Weed emergence as influenced by soil moisture and air temperature

Calado, José M. G., Basch, Gottlieb, de Carvalho, Mário
Journal of pest science 2009 v.82 no.1 pp. 81-88
air temperature, autumn, environmental factors, field capacity, heat sums, models, plant density, rain, seedling emergence, seeds, soil depth, soil quality, soil water, topsoil, weeds
Emergence of weed seedlings depends on soil environmental conditions; mainly temperature and moisture, with the latter being fundamental and particularly important in environments which are characterised by irregular amounts and distribution of rainfall throughout the year. Thus, this study looks at the influence of soil moisture and air temperature on the emergence of weed seedlings. The experiment was carried out under controlled environmental conditions, using rings filled with samples of undisturbed topsoil (0-2.5 cm and 0-5 cm deep) of a Luvisol. There were four moisture levels that were maintained constant, with several repetitions (16-20).
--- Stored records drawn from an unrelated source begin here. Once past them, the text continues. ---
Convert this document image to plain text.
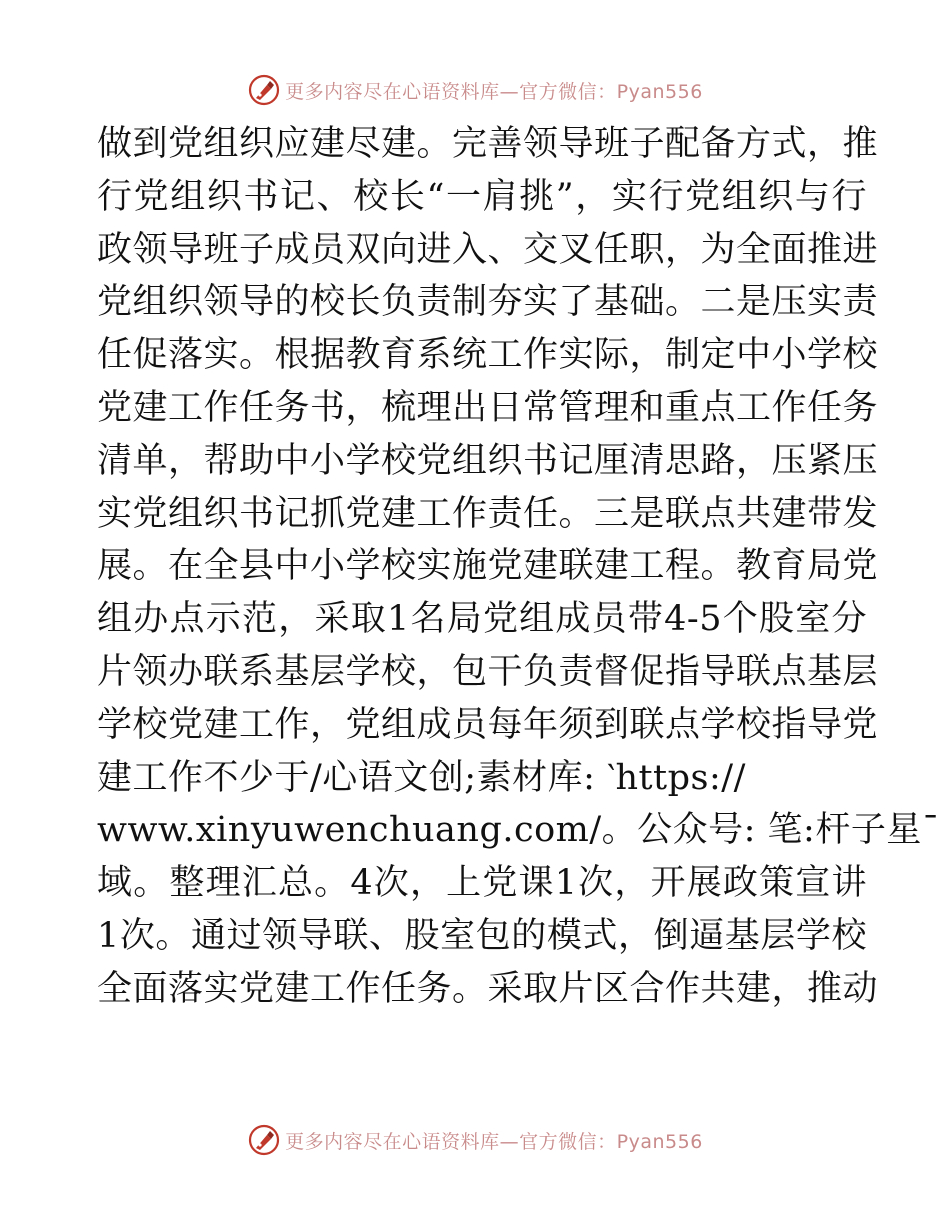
更多内容尽在心语资料库—官方微信：Pyan556
做到党组织应建尽建。完善领导班子配备方式，推
行党组织书记、校长“一肩挑”，实行党组织与行
政领导班子成员双向进入、交叉任职，为全面推进
党组织领导的校长负责制夯实了基础。二是压实责
任促落实。根据教育系统工作实际，制定中小学校
党建工作任务书，梳理出日常管理和重点工作任务
清单，帮助中小学校党组织书记厘清思路，压紧压
实党组织书记抓党建工作责任。三是联点共建带发
展。在全县中小学校实施党建联建工程。教育局党
组办点示范，采取1名局党组成员带4-5个股室分
片领办联系基层学校，包干负责督促指导联点基层
学校党建工作，党组成员每年须到联点学校指导党
建工作不少于/心语文创;素材库: ‵https://
www.xinyuwenchuang.com/。公众号: 笔:杆子星¯
域。整理汇总。4次，上党课1次，开展政策宣讲
1次。通过领导联、股室包的模式，倒逼基层学校
全面落实党建工作任务。采取片区合作共建，推动
更多内容尽在心语资料库—官方微信：Pyan556
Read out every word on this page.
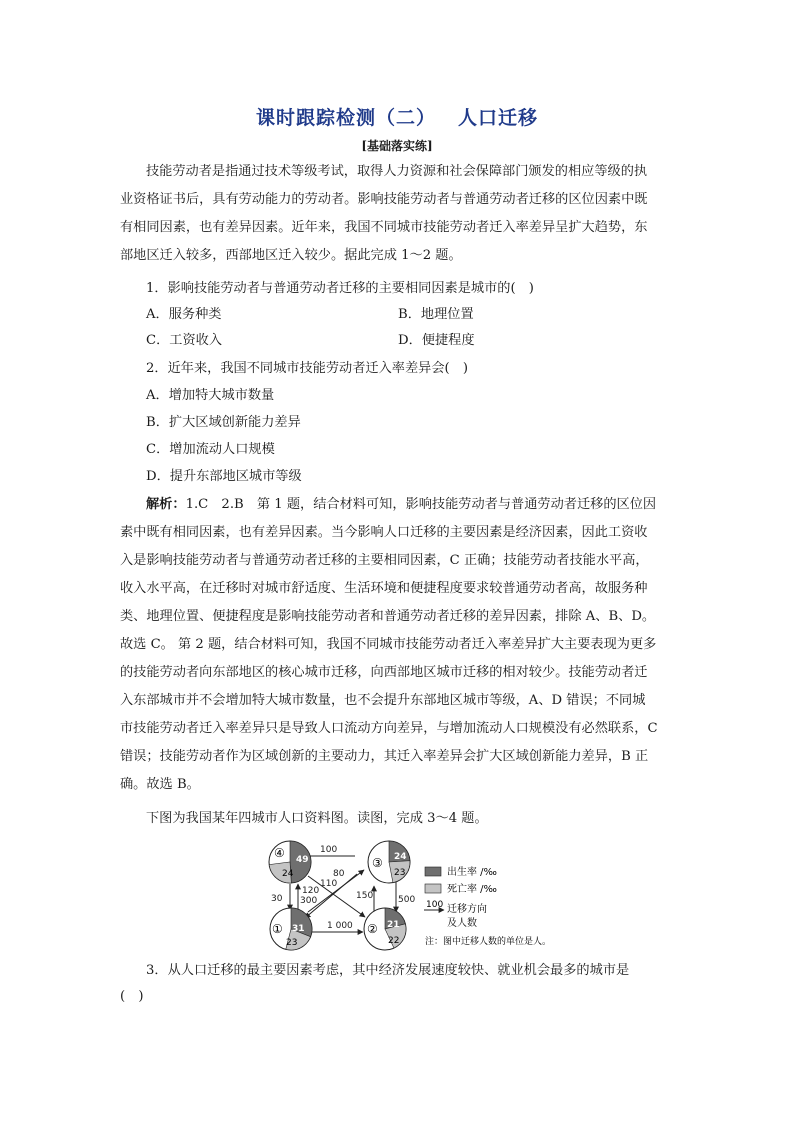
课时跟踪检测（二） 人口迁移
[基础落实练]
技能劳动者是指通过技术等级考试，取得人力资源和社会保障部门颁发的相应等级的执
业资格证书后，具有劳动能力的劳动者。影响技能劳动者与普通劳动者迁移的区位因素中既
有相同因素，也有差异因素。近年来，我国不同城市技能劳动者迁入率差异呈扩大趋势，东
部地区迁入较多，西部地区迁入较少。据此完成 1～2 题。
1．影响技能劳动者与普通劳动者迁移的主要相同因素是城市的(　)
A．服务种类	B．地理位置
C．工资收入	D．便捷程度
2．近年来，我国不同城市技能劳动者迁入率差异会(　)
A．增加特大城市数量
B．扩大区域创新能力差异
C．增加流动人口规模
D．提升东部地区城市等级
解析：1.C　2.B　第 1 题，结合材料可知，影响技能劳动者与普通劳动者迁移的区位因
素中既有相同因素，也有差异因素。当今影响人口迁移的主要因素是经济因素，因此工资收
入是影响技能劳动者与普通劳动者迁移的主要相同因素，C 正确；技能劳动者技能水平高，
收入水平高，在迁移时对城市舒适度、生活环境和便捷程度要求较普通劳动者高，故服务种
类、地理位置、便捷程度是影响技能劳动者和普通劳动者迁移的差异因素，排除 A、B、D。
故选 C。 第 2 题，结合材料可知，我国不同城市技能劳动者迁入率差异扩大主要表现为更多
的技能劳动者向东部地区的核心城市迁移，向西部地区城市迁移的相对较少。技能劳动者迁
入东部城市并不会增加特大城市数量，也不会提升东部地区城市等级，A、D 错误；不同城
市技能劳动者迁入率差异只是导致人口流动方向差异，与增加流动人口规模没有必然联系，C
错误；技能劳动者作为区域创新的主要动力，其迁入率差异会扩大区域创新能力差异，B 正
确。故选 B。
下图为我国某年四城市人口资料图。读图，完成 3～4 题。
④ 49
24
③ 24
23
① 31
23
② 21
22
100
30
120
80
110
300	150	500
1 000
出生率 /‰
死亡率 /‰
100 迁移方向
及人数
注：图中迁移人数的单位是人。
3．从人口迁移的最主要因素考虑，其中经济发展速度较快、就业机会最多的城市是
(　)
The results indicate that the maximum population density of weed plants was obtained with soil moisture near field capacity. With regard to the depth of the soil containing the seeds which contributed towards optimising population density, it was noted that the first 2-3 cm of undisturbed soil were critical for maximising the population. The emergence of seedlings was modelled using data from the 5 cm topsoil with soil moisture close to field capacity. This model indicates that a mean daily temperature sum of 446°C, which under Mediterranean autumn conditions represent a period of approximately one month, is needed, in order to obtain 80% of potential autumn-winter plant density, relative to the observed potential.